This article was written by Winston Cho.

Windy City Harvest intern Pamela Clemons gazes over the Chicago skyline, content with her day’s work tending the plants at the McCormick rooftop garden. Pamela’s only been at WCH since June, but she already feels as if she’s found her calling, beautifying her community with urban agriculture.

The WCH Apprenticeship annually enrolls 15 to 20 students in a nine-month classroom and hands-on certificate course in sustainable urban agriculture that is accredited by the Illinois Community College Board for 31 continuing education credits. The certificate includes a 14-week paid internship at Windy City Harvest farms. The apprenticeship program utilizes Roots of Success as one of its teaching methods in environmental literacy.

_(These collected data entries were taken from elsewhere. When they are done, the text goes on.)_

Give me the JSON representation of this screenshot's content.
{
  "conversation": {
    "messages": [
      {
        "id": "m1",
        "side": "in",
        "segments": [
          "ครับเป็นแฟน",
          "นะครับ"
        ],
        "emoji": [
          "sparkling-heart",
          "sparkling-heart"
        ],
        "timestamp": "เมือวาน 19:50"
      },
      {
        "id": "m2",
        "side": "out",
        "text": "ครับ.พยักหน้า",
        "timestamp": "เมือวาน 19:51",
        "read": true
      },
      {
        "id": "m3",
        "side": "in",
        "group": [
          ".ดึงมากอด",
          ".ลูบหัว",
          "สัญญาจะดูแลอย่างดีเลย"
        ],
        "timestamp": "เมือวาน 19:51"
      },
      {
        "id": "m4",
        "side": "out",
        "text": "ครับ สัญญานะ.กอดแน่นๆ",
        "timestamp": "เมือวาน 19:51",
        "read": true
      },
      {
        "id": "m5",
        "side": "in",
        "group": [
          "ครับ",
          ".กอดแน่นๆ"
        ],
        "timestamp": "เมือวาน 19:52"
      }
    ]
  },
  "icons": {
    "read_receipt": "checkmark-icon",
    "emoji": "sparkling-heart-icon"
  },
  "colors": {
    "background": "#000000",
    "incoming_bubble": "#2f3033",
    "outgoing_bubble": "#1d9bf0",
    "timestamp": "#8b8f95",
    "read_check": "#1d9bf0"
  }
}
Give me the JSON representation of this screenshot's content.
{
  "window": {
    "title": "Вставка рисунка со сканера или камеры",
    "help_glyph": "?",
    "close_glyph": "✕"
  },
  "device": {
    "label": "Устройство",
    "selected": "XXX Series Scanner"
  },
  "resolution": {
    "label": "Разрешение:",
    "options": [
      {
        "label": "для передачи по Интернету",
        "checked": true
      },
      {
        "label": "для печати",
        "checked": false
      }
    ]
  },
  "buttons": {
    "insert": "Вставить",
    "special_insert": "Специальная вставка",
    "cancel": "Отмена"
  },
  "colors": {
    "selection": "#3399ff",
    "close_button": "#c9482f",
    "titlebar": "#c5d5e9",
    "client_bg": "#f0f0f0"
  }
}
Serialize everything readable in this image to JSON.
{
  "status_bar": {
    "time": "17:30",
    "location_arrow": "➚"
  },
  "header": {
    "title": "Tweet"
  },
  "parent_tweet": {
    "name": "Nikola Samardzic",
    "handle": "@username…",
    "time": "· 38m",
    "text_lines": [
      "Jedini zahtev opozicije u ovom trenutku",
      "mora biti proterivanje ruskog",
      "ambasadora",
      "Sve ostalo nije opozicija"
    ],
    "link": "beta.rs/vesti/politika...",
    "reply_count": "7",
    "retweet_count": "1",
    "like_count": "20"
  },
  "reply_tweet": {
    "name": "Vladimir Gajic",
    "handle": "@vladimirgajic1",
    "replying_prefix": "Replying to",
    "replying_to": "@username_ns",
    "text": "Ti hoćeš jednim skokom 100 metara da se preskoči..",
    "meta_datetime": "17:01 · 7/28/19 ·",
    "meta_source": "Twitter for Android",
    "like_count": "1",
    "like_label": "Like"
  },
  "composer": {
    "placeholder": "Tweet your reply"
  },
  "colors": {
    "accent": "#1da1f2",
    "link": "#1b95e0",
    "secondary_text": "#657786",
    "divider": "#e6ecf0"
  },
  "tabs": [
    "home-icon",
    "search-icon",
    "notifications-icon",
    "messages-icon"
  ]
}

“There’s so much opportunity in the green industry,” Pamela says. “That’s why I’m saying it’s such a question mark. It’s such a wonderful question mark. Because there’s so much I can do. So much to contribute to my community, and I really want to do that. I want to make it more beautiful than what it is.”

But before giving Pamela the tools to effect change in her community, WCH instilled in her the reason why change was needed through Roots of Success. Pamela was amazed at how much she didn’t know, but even more so, she was amazed at the contributions and perspectives that everybody brought to the class from their respective communities.

“We’re learning about food deserts. We’re learning about resources, dumps in certain areas that are done and communities being uninformed. It was an ah-hah moment,” Pamela says. “We just did not realize some of the disparities. It’s been amazing to take part in the class.”

Pamela works three sites for three bosses at WCH and is “absolutely loving it.” Her responsibilities include weeding, watering, beautifying, and harvesting a wide variety of plants from an edible flower like Nasturtium to herbs like Lilac, Lavendar, Thyme, and Parsley.

She also carries her gardening expertise over to a community garden adjacent to a farm that she works at. The site, one of her worst, is just a five minute walk away from where she lives in Bronzeville, and she’s dedicated herself to educating residents about urban agriculture. She’s already taken 11 or 12 residents under her wing and is teaching them about food and food safety.

“I think 99.9% of the residents that have a plot have never tasted Swiss chard,” Pamela says. “We got plenty of Swiss chard here, and I was able to interest one of the residents in some. I gave her a transplant, and we planted it together, and it’s growing now. Even if it’s just interesting them in that way and providing them with recipes that they would otherwise have not considered with some of the vegetables they are not familiar with, that’s education to me.”

To Pamela, sharing what she’s learned at WCH is key toward making impactful and lasting change in her community. Urban agriculture may be her passion, but everything Pamela does is for the sake of her community.

“I strongly feel that community development around food economy is very important, and it’s a message that a lot of people have not gotten. But it’s becoming more of a forefront issue. And so I wanted to make a difference in my community and that’s happened in a very dynamic way because of my internship.”